How To Learn A Foreign Language
Although learning a foreign language isn’t easy especially when dealing with an aging brain, the good news is that there are plenty of resources out there to help you, many of them are free. In addition, learning a language should also be fun and sociable. If you have studied a language earlier in your life you might want to start there. First of all, you need to establish what you still remember, luckily there are lots of free tests you can take online like this Spanish Language Level Test.
Once you know your level you then need to decide how you want to study. This will depend on your personal preferences, budget and free time. There are some great free programmes, like duolingo.com and busuu.com, which offer bite-sized chunks online. You can start with an easy 10 minutes a day and their game like modules make it accessible. This can be a great way to refresh your memory or build up the basics of a brand-new language. If you are intermediate then they offer a good way to build vocabulary or develop fluency with a new tense.

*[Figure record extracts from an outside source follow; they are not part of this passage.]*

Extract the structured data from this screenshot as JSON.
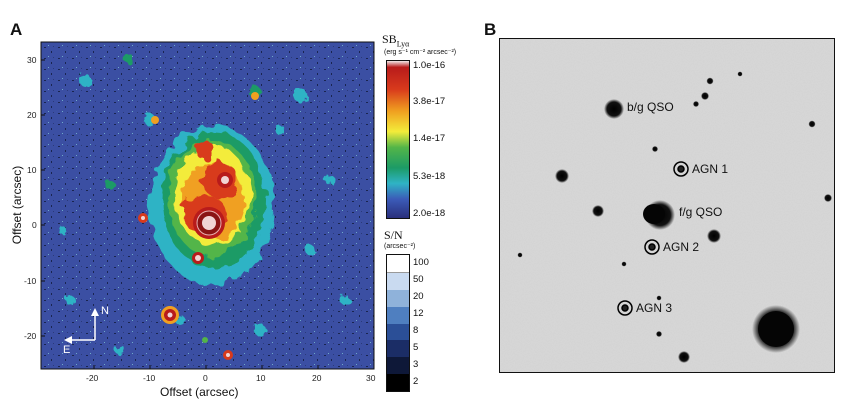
{
  "panel_a": {
    "letter": "A",
    "xlabel": "Offset (arcsec)",
    "ylabel": "Offset (arcsec)",
    "xticks": [
      "-20",
      "-10",
      "0",
      "10",
      "20",
      "30"
    ],
    "yticks": [
      "30",
      "20",
      "10",
      "0",
      "-10",
      "-20"
    ],
    "compass_n": "N",
    "compass_e": "E",
    "sb_colorbar": {
      "title": "SB",
      "title_sub": "Lyα",
      "units": "(erg s⁻¹ cm⁻² arcsec⁻²)",
      "ticks": [
        "1.0e-16",
        "3.8e-17",
        "1.4e-17",
        "5.3e-18",
        "2.0e-18"
      ]
    },
    "sn_colorbar": {
      "title": "S/N",
      "units": "(arcsec⁻²)",
      "ticks": [
        "100",
        "50",
        "20",
        "12",
        "8",
        "5",
        "3",
        "2"
      ]
    }
  },
  "panel_b": {
    "letter": "B",
    "labels": {
      "bg_qso": "b/g QSO",
      "agn1": "AGN 1",
      "fg_qso": "f/g QSO",
      "agn2": "AGN 2",
      "agn3": "AGN 3"
    }
  },
  "colors": {
    "background_blue": "#3b4fa3",
    "sn_steps": [
      "#ffffff",
      "#c9daf0",
      "#8fb2da",
      "#4f7fc0",
      "#2b4f97",
      "#1b2d66",
      "#0e1838",
      "#000000"
    ]
  }
}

Online programmes are great for building vocabulary and reading the language but the whole point is to be able to speak it so you will need to sign up to a class, find a local language exchange or find a tutor. The good news is with tools like Skype you can find a native speaker easily and cheaply.
If you are going to stay motivated than it is a good idea to add a social and enjoyable event to your language learning even if it is only periodically. This will help keep you motivated and provide a target for you to focus your studies. What about a foreign language film night? Find a local restaurant that is staffed by native speakers and have a go at ordering in your chosen language. Be bold and book a holiday in a country where you can practice your new language.
I hope you find these fun and exciting ways to help your aging brain stay youthful and sharp.